The Use of the Old Testament in the New Testament

 

Koot van Wyk, (DLitt et Phil; Thd) Visiting Professor, Kyungpook National University, Sangju Campus, South Korea, Conjoint lecturer of Avondale College, Australia

 

Texts are formed and texts are used

One aspect that is very crucial considering Qumran is the difference between formal and functional biblical texts. A formal biblical text purports to be a duplication of CMT even though it is actually at Qumran in a degenerative condition due to the normal human slips of the ear, hand, eye, memory and tongue. A functional text is a biblical text that is shortened (omissions); elaborated or transformed in form to serve other purposes than duplication of its content. They become applied texts as opposed to merely copied biblical texts. The applied biblical texts became parabiblical texts since the Bible is approached with scissors and glue to put together for functional purposes some supportive array of prooftexts around the same topic. Paraphrases are made, quotations of sections from the biblical text are freely rewritten, paraphrases of the first verses in Ezechiel 30 were made. Florilegium are texts that strung together a number of CMT verses from different books. Commentaries are sometimes continuous or thematic. Some of the Qumran manuscripts can fulfill other functions like liturgical references in writings for worship (Thanksgiving hymns).

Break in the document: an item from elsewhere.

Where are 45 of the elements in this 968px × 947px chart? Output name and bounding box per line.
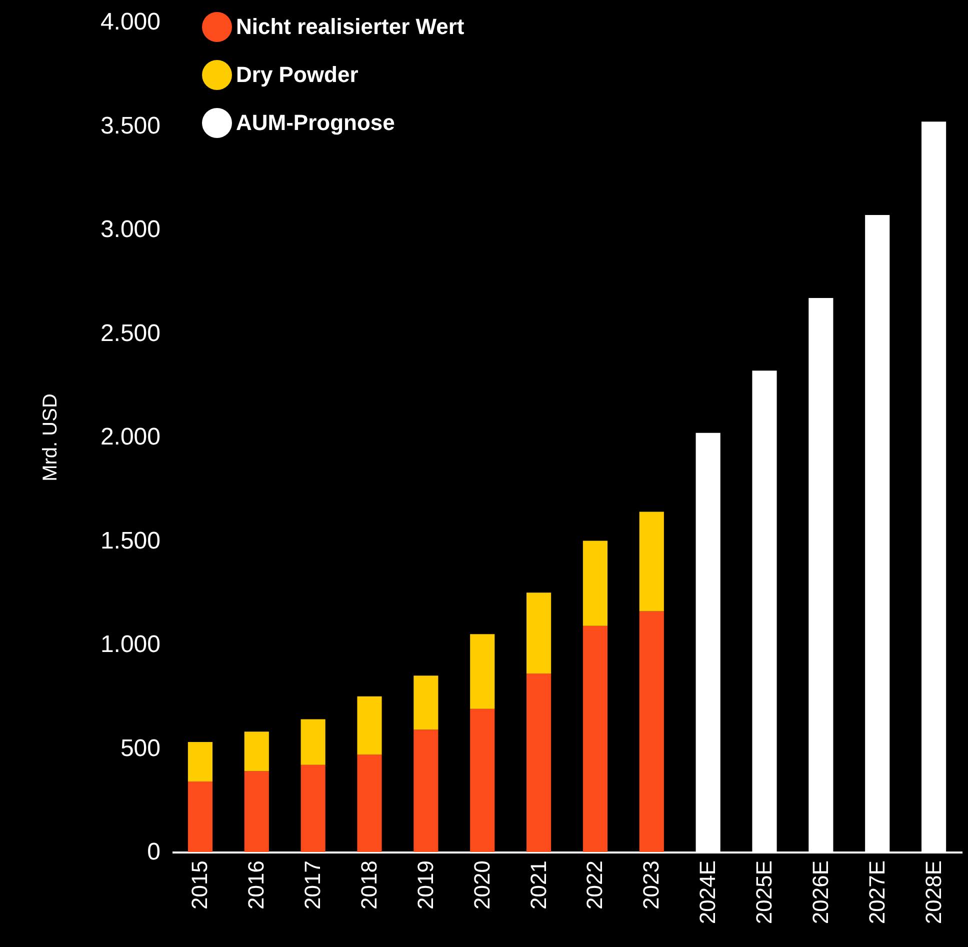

Paul is not forming text, although he is forming the New Testament without knowing it yet, but he is not merely duplicating the Old Testament. It is an exegetical living text that stands in the plan of God’s salvation from Adam to his own time and further until eternity.

Targums brought out the depth of the original

The Targums brought out what they understood to be inside the text already. Paul in Hebrews is bringing to the surface what is in the deepstructure of the Old Testament source text.

They felt that they were scholarly

The dynamic that drives the midrash forward is located not in the pure meditation on scripture but in the need to validate the tradition. They felt that they were working with an ongoing tradition of scholarship.

It is mostly argumentative and it is said that “they felt that they are working with an ongoing tradition in scholarship”. As McNamara put it using the Latin: Affert ad eam (i.e. Sacra Scriptura) sua quisque dogmata. Invenit in ea dogmata quisque sua – “they took their own beliefs to the scriptures and believed that they found them there.”

It was the scholarly practice in both Palestine (Qumran texts) and Alexandria (works of Homer).

Not only in Palestine was this methodology applied, it can be seen also in the scholarship of Homer’s works at Ptolemaic Alexandria.

Eupolemos freely adapted and changed the CMT in haggadic style to make it more acceptable for the Hellenistic audience.

When the scribes of the 3rd century CE utilized the Jewish traditions for their education they were also influenced by this Eupolemic-Talmudic historiography so that when the LXX was “improved” by Jews as Justin the Martyr is complaining, the Hebrew CMT was that of the adjusted Eupolemic CMT and the Greek is reflecting these adjustments and when the scribes were copying the Greek manuscripts of the LXX, will it be odd to suggest that they aligned these issues in similar fashion in the LXX manuscripts? What Eupolemus was doing was done to the Homeric texts at Ptolemaic Alexandria since the days of Antiochus Epiphanes.

Targum Neophyti also used the repetitive style or multiple readings

Targum Neophyti has many problems of its own well discussed by scholars but what is interesting is to see the repetitive style or multiple readings also portrayed here.

The one verse lends content to the other and it is considered legitimate content-elaboration.

They wanted to treat the text coherent and self-consistent as part of Scripture in a harmonizing way

There is still the beauty of the objective to treat the text as totally coherent and self-consistent and to interpret any part of Scripture in the light of any other part of it and harmonized it. Contradictions are viewed as apparent and not real.

The text of Paul and Jesus was used and misused by Judaism and that was the problem, not the text itself.

It was not the biblical text that Jesus had problems with but with Judaism’s midrashic illegitimate ideas and conclusions from the biblical text. The midrashic methodology of Jesus and Paul’s day was then a common method used and misused and can be seen as a scholarly modus operandi with normative texts. When the sinful heart wants to sin it can use prooftexts from the Old Testament to weave numerous rules to be followed but then in fact created many loopholes through which the sinful actions can continue.

Legitimate preservation of the core-message of the CMT separates one sect from another

What separates one product from another, tapping from this stream of common methods or modes of articulation, is whether the core was legitimate enough. That core had to be within the confines of the CMT or otherwise the product was in jeopardy like Psalm 110 and Isaiah 53 in the Targumim. The moment the product is in conflict with the CMT or an illegitimate adaptation of it, it creates controversy with those who are interested in preservation of the veracity and exactness of the CMT. That is why Jesus and Paul were in constant dialectics with Judaism of his day.